Annie Turner

Annie Turner
Having a Conversation

Tuesday, October 2, 2012

WHAT'S LOVE GOT TO DO WITH IT?

I've been thinking about love lately, always a good thing to do from time to time, probably inspired by Pastor Andrea's Children's Sermon where she held up a small tube of glue and asked, "What is the glue that makes a family?"  "Love," one child said very softly. "What is it?"  Andrea asked in an encouraging and not too threatening manner.  Another, older girl said, "Love."  Andrea waved at her to be louder.  "LOVE!" the girl said in a ringing voice.

So that made me furiously to think, as Hercule Poirot used to say in the Agatha Christie mysteries, just what do I think about love?  Both my husband and I have been having an ongoing conversation, sometimes conducted via email, with a dear young cousin about romantic love.  She is curious about it as she is now involved in a romantic relationship herself.

My husband has helpfully pointed out, "Annie and I broke up at least six times in the first week...or maybe it was the first month," just to encourage our cousin that romantic relationships, even good ones, can start out volatile and unpredictable.  I believe she found it helpful to know that her staid, married relatives, with 45 years of marriage behind them, had such uncertain and erratic beginnings.

Earlier in the year I had a Facebook conversation with my cousin about how one falls in love: that it isn't really something one chooses, rather love chooses us.  We THINK we are making the choice, but everything I've experienced and seen over the years convinces me otherwise.

My favorite anchoress, Julian of Norwich from the 14th-century, often spoke of Jesus as "our mother," and as "..our clothing, who, for love, wraps us up..."  She knew that God's love was like a cloak, that we are clothed in divine love.  That's been my experience too.

I certainly did not choose to become a Christian or even to believe in God.  I used to think Christians were seriously deluded, perhaps even hallucinatory, and I wanted not much to do with them, although I accepted the fact that perhaps ONE young woman I knew--a devout Christian--was okay, mostly because she tolerated my bawdy sense of humor and love of sherry.

But after hearing an astonishing performance of Bach's 'St. John's Passion' in Oxford, God came blasting into my life--unchosen, just appearing--in a way that could not be denied. I was hooked, wrapped in love, converted, transformed, and now inhabiting that camp I never thought to live in--Christianity.

I think it is the nature of love, both human and divine, to sometimes come up from behind when we aren't looking, to enfold us and invite us into a reality we had not expected, much less chosen.
Do you remember the first time you saw your son or daughter?  At birth, when she was all wet and bedraggled, or if adopted, when he was handed over to you, did you choose to love him or her?  Didn't you just fall in love with a suddenness that felt like tumbling downstairs?

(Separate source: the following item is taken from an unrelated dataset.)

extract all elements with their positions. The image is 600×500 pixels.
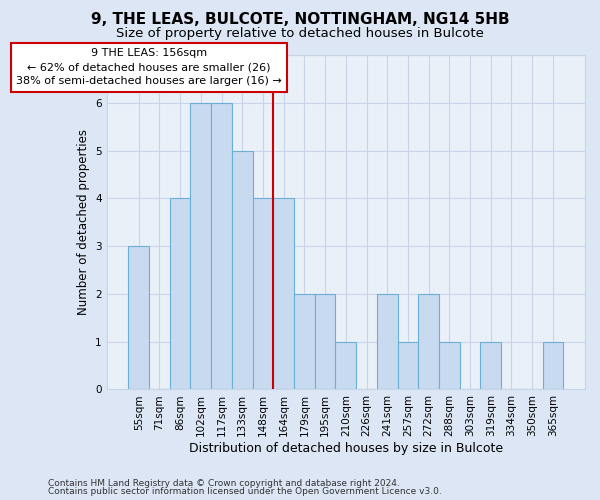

I expect to continue these conversations with my young cousin about the nature of romantic love--how sometimes it almost feels like an addiction, as if we are losing a part of ourselves if we don't see our beloved immediately.  That's how I feel when I don't spend enough time in prayer.  But I also hope at some point, in the kindest possible way that would never hint of persuasion or pedagogy, to point out that falling in love with Jesus is a bit like falling in love with a romantic partner.  We tumble into love with Jesus our mother just as we do with our partners, our children, and our friends.  It's just more, that's all.  Way more.  Infinitely more.